PSYCHOPATHY

Psychopathy, the mental illness that produces serial and mass killers,
like Ted Bundy (above) and Eric Harris (of Columbine, below), is really
bizarre.  It's
imperfectly understood but what is known about it is terrifying.


Psychopaths have no capacity — whatsoever — for empathy.  It's not a
psychological defect or moral failing but seems to involve the
configuration of the brain.  The results of brain scans of psychopaths
undergoing tests for empathy are utterly anomalous — many animals have
more capacity for empathy than human psychopaths.





The condition seems to be congenital, though there is some evidence
that early childhood development can affect whether or not a psychopath
becomes violent.  Only a small percentage of psychopaths do become
violent.  The rest usually become hustlers or con-men of one sort or
another.  Psychopaths are almost always well-integrated socially,
preternaturally adept at learning and mimicking the behaviors
associated with empathy and other normal human emotions.





There is no cure for psychopathy, and it requires highly specialized
tests to identify it.  The illness actually grows worse with
psychiatric therapy, unless the therapist has diagnosed it in
advance.  In all other cases the psychopath uses the therapy as an
advanced course in determining what behavior the therapist is seeking
to encourage and leaning to feign it.  Eric Harris was undergoing
court-ordered therapy — the result of being arrested for a petty crime
— shortly before he committed the massacre at Columbine (seen in
progress below) and his
therapist thought he was making extraordinary progress.  He didn't have
a clue, not even the hint of a clue, as to Harris's actual mental state.





Harris's
condition was diagnosed only after the fact through the extensive
diaries he kept, which manifested all the recognized symptoms of
psychopathy — including his delight at fooling his therapist.  (Dylan Klebold, Harris's partner in the Columbine killings, was a suicidal depressive — a different kettle of fish entirely.)





Modern corporations, when they reach a certain size, also display the
recognized symptoms of psychopathy.  They operate on the principle of
pure self-interest.  Like psychopaths, they construct elaborate
rationales for selfishness.  They take as a given, for example, that
any free market activity is morally justified, as leading to the
greatest good for the greatest number.  It follows from this that any
action which benefits the shareholders, and by extension the executives
and employees of the corporation, is morally sound.  It is assumed
that any “bad” actions in a market will be corrected by the market,
which means that all “uncorrected”  (i. e. profitable) actions are good
by definition.





When Brooksley Born (above), the chairperson of a small regulatory
commission
in the
Clinton administration, tried to warn Fed Chairman Alan Greenspan about
the dangers of the unregulated market for over-the-counter derivatives
— the financial instruments which almost brought down the world
economy last
year — he didn't want to hear about it.  He was opposed even to
regulations against outright fraud in this market, believing that the
market itself would regulate fraud more efficiently than government
ever could.



Greenspan and the Wall Street executives who think like him are not
psychopaths, but they are intellectually invested in a theory of
business and human behavior which has created a psychopathic system —
a system which sees selfishness as invariably productive and right and
which simply denies any evidence to the contrary, as clinical
psychopaths do.  It is a form of magical thinking.

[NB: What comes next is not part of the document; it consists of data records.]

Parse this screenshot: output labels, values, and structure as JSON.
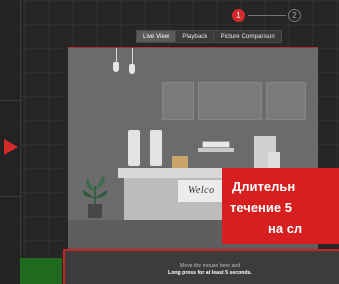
{
  "stepper": {
    "steps": [
      "1",
      "2"
    ],
    "active_step": "1"
  },
  "tabs": [
    {
      "label": "Live View",
      "active": true
    },
    {
      "label": "Playback",
      "active": false
    },
    {
      "label": "Picture Comparison",
      "active": false
    }
  ],
  "video": {
    "counter_sign": "Welco"
  },
  "banner": {
    "line1": "Длительн",
    "line2": "течение 5",
    "line3": "на сл"
  },
  "control_bar": {
    "hint_line1": "Move the mouse here and",
    "hint_line2": "Long press for at least 5 seconds."
  },
  "colors": {
    "accent": "#d42a2a",
    "banner": "#d81f1f",
    "panel": "#3c3c3c"
  },
  "icons": [
    "play-arrow-icon",
    "lamp-icon",
    "plant-icon"
  ]
}
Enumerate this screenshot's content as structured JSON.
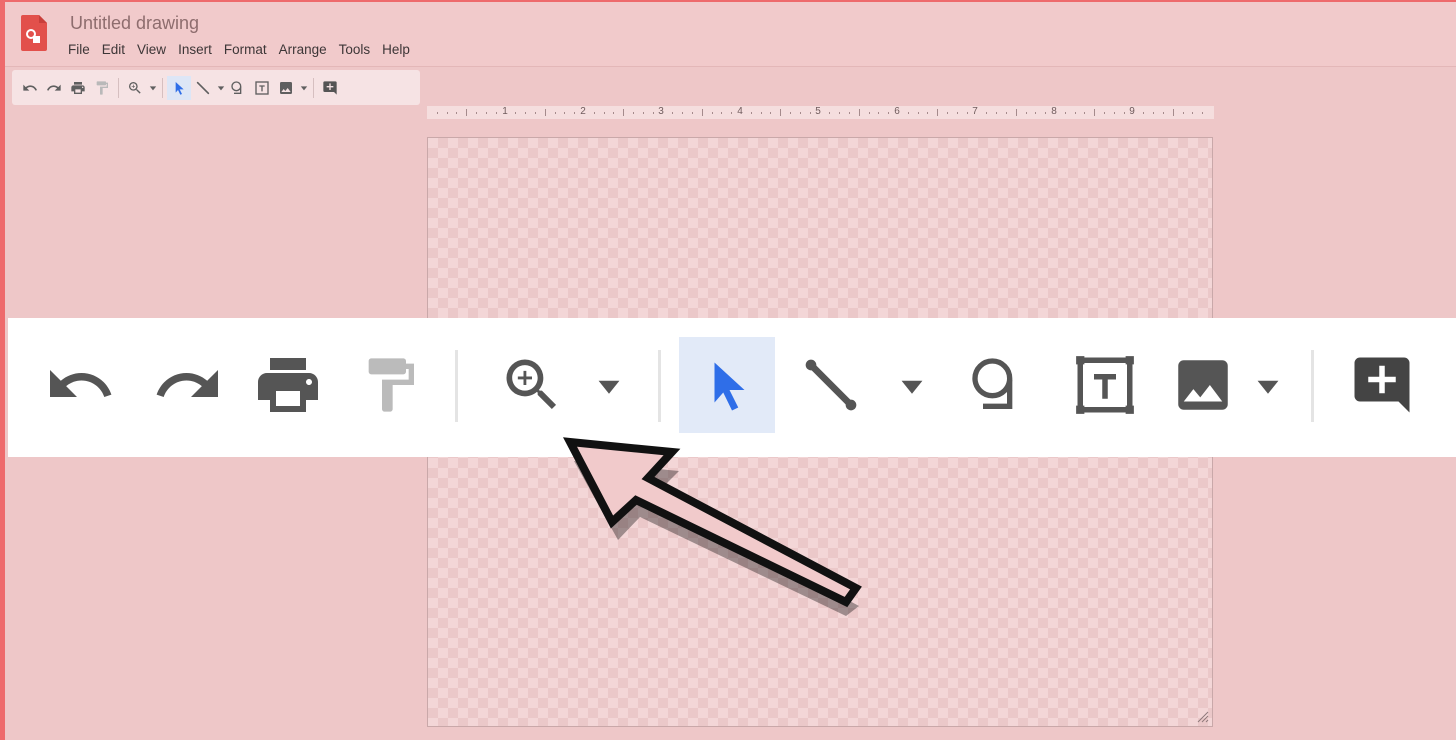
{
  "app": {
    "title": "Untitled drawing"
  },
  "menu": {
    "items": [
      "File",
      "Edit",
      "View",
      "Insert",
      "Format",
      "Arrange",
      "Tools",
      "Help"
    ]
  },
  "ruler": {
    "labels": [
      "1",
      "2",
      "3",
      "4",
      "5",
      "6",
      "7",
      "8",
      "9"
    ]
  },
  "toolbar": {
    "buttons": [
      "undo-icon",
      "redo-icon",
      "print-icon",
      "paint-format-icon",
      "zoom-icon",
      "select-cursor-icon",
      "line-icon",
      "shape-icon",
      "text-box-icon",
      "image-icon",
      "add-comment-icon"
    ],
    "active": "select-cursor-icon"
  },
  "colors": {
    "overlay": "#eec7c8",
    "frame_accent": "#ee6a6c",
    "select_active_bg": "#e2eaf8",
    "cursor_blue": "#2f6ee8",
    "icon_dark": "#555555",
    "icon_disabled": "#bbbbbb",
    "callout_arrow_fill": "#f1cacb",
    "callout_arrow_outline": "#111111",
    "logo_red": "#e2504b"
  }
}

The proof that Greenspan is not a psychopath can be found in his
admission this year that he was wrong in his assumptions about the
behavior of markets and human beings acting through markets.  A true
psychopath is incapable of seeing any other point of view but his own
and incapable of taking any responsibility at all for his actions.



But that's the problem with modern corporations of a certain size — no
individual is ultimately responsible for its actions.  This is why
non-psychopaths can commit psychopathic acts as agents of a corporation
and feel no need to take responsibility for them.  This is why the very
executives who nearly brought the world to the brink of economic
collapse still believe they are entitled to large compensation
packages.  They did nothing wrong — it was the system which did it,
and it's not their fault that the system is psychopathic.





In a way they have a point.  Psychopaths are born psychopaths and can't
be cured, just as large corporations are by nature psychopathic and
can't be changed.  This is not an argument, however, for letting
psychopaths do anything they want to do, or for letting corporations do
anything they want to do.  Society is obliged to protect itself from
psychopathic behavior in whatever form it takes — even if those who
engage in it aren't “guilty” or “responsible” in the usual senses of
those words.



When Alan Greenspan told Brooksley Born that he didn't believe in
regulating the markets for fraud, she should have felt empowered to
make a citizen's arrest on the spot.  It would have saved us all a
lot of misery.


[I am indebted to Dave Cullen's extraordinary book Columbine for its fascinating summary of the current state of knowledge about psychopathy.]